The ACS 5-year vintage labeled "2023" is a *rolling average* of 2019–2023 survey responses. In fast-growth markets — Cary, Apex, Holly Springs, Raleigh exurbs, anywhere with post-2020 in-migration — this rolling average smooths over the actual growth and frequently produces **negative annual rates even where the area is visibly booming**. This is a real methodology artifact, not a data error.

**When the broker sees a negative growth rate in an obvious-growth market:**
- DO present the number as-is — don't hide it
- DO NOT editorialize "this is unusual" or "this might be wrong"
- DO add a one-line context note when growth is negative or surprising: *"Note: this is a backward-looking annual rate from the 2020 Decennial → 2023 ACS 5-year rolling average; it lags actual on-the-ground growth in fast-moving submarkets. Forward-projection growth (Esri-style 2025/2028 estimates) arrives in v1.2."*
- Housing growth tends to be more reliable than population growth at small rings (Cary 3mi/5mi housing growth +3.2%/+2.2% is in line with what you'd expect)

If both pop growth AND housing growth are negative at all rings, that's typically the rolling-average artifact, not a real signal. Flag the data, don't doubt the data.

## CRITICAL: per-metric source/vintage disclosure

Every metric in the response has `source` (e.g. "ACS 5yr B01003_001E") and `vintage` (e.g. 2022). If the broker asks "where is this from" or "how recent is this", quote the inline `source` + `vintage` for the specific metric — don't paraphrase. The methodology is the contract; surface it accurately.

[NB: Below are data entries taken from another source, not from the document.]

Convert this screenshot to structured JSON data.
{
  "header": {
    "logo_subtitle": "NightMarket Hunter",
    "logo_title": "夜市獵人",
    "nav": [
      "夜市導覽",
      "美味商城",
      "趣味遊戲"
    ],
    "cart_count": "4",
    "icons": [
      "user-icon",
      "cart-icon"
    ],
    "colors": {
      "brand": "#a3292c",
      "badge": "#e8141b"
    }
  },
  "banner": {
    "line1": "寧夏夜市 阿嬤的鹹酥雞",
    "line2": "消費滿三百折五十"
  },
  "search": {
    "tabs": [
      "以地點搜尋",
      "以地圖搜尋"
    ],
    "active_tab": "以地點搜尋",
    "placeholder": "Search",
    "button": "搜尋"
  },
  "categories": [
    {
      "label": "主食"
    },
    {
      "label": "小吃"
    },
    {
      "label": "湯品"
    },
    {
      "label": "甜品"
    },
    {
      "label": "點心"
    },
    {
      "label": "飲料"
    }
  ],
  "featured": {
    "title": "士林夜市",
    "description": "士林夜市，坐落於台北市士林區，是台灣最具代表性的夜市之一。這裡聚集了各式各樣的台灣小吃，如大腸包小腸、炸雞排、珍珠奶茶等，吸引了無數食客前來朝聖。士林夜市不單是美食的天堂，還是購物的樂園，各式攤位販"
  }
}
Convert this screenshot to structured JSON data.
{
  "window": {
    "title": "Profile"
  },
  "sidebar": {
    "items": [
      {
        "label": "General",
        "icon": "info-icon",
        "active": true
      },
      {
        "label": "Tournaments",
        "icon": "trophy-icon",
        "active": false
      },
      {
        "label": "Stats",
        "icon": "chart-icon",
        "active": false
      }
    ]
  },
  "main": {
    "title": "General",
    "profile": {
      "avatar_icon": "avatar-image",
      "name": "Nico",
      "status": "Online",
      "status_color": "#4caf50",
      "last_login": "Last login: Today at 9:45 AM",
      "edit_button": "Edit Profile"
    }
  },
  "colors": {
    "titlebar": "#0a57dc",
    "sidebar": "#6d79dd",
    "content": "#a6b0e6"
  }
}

## CRITICAL: daytime population is workforce-only

`daytime_population = total_pop - resident_workers + workplace_workers`. This counts workers but **does not** impute shoppers, students, hospital patients, or other non-worker daytime presence. Esri BAO's daytime number is typically 10-15% higher for retail/commercial centers because it adds those non-worker flows. If a broker compares our number to a BAO printout for a retail site, expect a gap and explain why — don't assume our number is wrong.

## What's deliberately NOT in v1

- Tapestry segmentation, Wealth Index, Total Sales, Largest Businesses in Area — Esri-only data, not portable.
- Forward-projection growth (e.g. "Population (2025)") — deferred to a future version.
- Multi-state coverage — NC only for v1.
- Charts (age distribution, income, race breakdowns) — v1.1 PDF is tile-grid only; charts arrive in v1.2 once the JSON shape widens to carry the breakdowns the charts plot.

## Files

- `SKILL.md` — this file. The skill is a thin orchestrator over `pull_demographic_summary`; no Python helpers.